- Un nuovo report ha proposto una serie di tre interventi politici da parte dei governi che potrebbero aiutare parti dell'economia globale a decarbonizzarsi rapidamente.
- Gli autori hanno identificato tre cosiddetti green switch, o “inneschi verdi”, che hanno il potenziale non solo di ridurre le emissioni di carbonio in un settore, ma anche di innescare ulteriori punti di svolta positivi, con conseguente accelerazione della decarbonizzazione in altre industrie a elevate emissioni di carbonio.
- Tra i potenziali interventi politici, il report afferma che: un mandato per veicoli a emissioni zero potrebbe ridurre i costi delle batterie; la promozione dell'ammoniaca green nei fertilizzanti potrebbe aumentare l'utilizzo dell'idrogeno; e l'acquisto di proteine alternative per il cibo servito nelle istituzioni pubbliche potrebbe ridurre la pressione esercitata sui terreni e tagliare le emissioni agricole.
Dall’innalzamento del livello del mare alle ondate di caldo torrido, il pianeta ha un piede nella fossa climatica. Eppure, un nuovo report sostiene che tre interventi politici mirati potrebbero portare a punti di svolta positivi aiutandoci a uscire dal baratro.

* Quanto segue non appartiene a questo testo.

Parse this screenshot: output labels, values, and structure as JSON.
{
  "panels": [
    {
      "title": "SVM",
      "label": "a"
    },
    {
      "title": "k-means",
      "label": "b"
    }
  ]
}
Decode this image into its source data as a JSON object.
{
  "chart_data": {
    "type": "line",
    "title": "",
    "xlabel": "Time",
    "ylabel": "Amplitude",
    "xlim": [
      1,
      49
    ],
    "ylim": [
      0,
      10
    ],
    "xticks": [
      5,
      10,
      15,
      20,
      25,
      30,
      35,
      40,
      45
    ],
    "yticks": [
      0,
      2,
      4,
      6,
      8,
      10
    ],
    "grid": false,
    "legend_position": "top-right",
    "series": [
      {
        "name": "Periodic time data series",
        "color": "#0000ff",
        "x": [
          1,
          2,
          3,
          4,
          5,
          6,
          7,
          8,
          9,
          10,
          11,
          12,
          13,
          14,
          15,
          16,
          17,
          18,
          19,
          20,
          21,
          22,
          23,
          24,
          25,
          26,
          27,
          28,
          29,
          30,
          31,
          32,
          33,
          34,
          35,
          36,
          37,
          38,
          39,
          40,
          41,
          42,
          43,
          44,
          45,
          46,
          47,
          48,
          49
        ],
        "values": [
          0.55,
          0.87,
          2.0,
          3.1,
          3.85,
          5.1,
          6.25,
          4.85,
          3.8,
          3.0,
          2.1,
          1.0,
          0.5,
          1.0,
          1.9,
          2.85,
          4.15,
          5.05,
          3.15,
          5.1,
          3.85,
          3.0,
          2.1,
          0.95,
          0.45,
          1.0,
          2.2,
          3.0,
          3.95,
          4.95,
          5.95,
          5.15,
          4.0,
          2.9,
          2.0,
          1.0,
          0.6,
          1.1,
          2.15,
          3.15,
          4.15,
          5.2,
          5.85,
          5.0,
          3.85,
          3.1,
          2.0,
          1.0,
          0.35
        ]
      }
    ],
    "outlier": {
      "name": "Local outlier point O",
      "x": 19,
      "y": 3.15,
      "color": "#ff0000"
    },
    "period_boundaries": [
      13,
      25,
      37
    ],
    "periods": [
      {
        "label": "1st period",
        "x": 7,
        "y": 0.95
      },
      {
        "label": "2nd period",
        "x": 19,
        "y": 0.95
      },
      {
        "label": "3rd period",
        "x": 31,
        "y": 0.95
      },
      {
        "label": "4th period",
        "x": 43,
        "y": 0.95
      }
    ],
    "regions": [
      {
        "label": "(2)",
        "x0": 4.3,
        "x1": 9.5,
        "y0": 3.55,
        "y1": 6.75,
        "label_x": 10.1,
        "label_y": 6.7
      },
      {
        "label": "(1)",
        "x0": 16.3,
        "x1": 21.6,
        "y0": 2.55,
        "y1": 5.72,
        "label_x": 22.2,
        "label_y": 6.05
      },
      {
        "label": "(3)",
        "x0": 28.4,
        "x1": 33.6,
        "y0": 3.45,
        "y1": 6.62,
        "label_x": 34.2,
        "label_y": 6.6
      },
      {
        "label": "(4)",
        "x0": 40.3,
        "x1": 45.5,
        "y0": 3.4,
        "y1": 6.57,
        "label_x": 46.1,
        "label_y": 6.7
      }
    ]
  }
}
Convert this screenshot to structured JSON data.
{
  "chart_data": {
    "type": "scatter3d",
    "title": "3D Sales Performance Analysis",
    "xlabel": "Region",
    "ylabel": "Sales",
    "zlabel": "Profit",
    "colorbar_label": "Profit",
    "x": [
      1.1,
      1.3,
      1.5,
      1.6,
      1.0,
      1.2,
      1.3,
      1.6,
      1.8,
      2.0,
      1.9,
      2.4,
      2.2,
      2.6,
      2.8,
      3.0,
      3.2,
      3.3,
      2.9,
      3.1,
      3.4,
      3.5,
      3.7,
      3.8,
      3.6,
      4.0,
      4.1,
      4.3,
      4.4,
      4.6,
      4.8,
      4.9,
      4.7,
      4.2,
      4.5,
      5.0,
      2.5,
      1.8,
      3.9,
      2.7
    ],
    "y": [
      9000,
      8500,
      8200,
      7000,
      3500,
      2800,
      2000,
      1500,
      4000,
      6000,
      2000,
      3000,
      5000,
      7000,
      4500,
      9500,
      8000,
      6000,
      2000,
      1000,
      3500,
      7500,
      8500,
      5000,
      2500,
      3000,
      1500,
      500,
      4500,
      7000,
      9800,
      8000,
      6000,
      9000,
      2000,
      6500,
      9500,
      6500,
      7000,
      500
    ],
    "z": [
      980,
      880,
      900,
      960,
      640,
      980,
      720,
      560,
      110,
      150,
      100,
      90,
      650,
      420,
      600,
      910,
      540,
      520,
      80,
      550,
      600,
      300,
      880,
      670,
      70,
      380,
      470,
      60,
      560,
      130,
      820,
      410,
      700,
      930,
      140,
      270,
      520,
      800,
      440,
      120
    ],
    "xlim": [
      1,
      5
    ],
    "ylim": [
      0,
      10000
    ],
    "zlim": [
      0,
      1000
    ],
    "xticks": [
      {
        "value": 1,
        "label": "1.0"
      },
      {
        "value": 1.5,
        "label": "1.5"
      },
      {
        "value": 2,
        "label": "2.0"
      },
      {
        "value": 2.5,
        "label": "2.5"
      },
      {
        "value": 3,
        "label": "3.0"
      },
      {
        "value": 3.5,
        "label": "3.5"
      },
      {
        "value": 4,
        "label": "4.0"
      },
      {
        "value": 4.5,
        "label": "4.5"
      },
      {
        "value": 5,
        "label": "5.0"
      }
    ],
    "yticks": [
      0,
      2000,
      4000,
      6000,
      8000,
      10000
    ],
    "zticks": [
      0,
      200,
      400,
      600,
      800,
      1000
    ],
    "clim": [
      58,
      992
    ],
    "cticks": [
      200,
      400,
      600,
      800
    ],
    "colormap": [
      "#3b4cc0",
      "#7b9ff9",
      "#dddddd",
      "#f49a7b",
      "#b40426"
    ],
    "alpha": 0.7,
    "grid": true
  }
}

Il report, prodotto da Systemiq, una società che promuove il «cambiamento dei sistemi» nell’economia globale, insieme all’Università di Exeter nel Regno Unito e al Bezos Earth Fund, si focalizza su aree che potrebbero innescare «una cascata di decarbonizzazione» in settori che rappresentano il 70% delle emissioni globali di gas serra. Il documento è stato presentato a gennaio in occasione dell’incontro annuale del World Economic Forum di Davos, in Svizzera.
Questi punti di svolta positivi o «auspicabili» possono aiutare l’umanità a «transitare il più velocemente possibile verso emissioni nette di gas serra pari a zero», ha dichiarato a Mongabay Tim Lenton, docente di cambiamenti climatici e scienza del sistema terrestre presso l’Università di Exeter e collaboratore del report.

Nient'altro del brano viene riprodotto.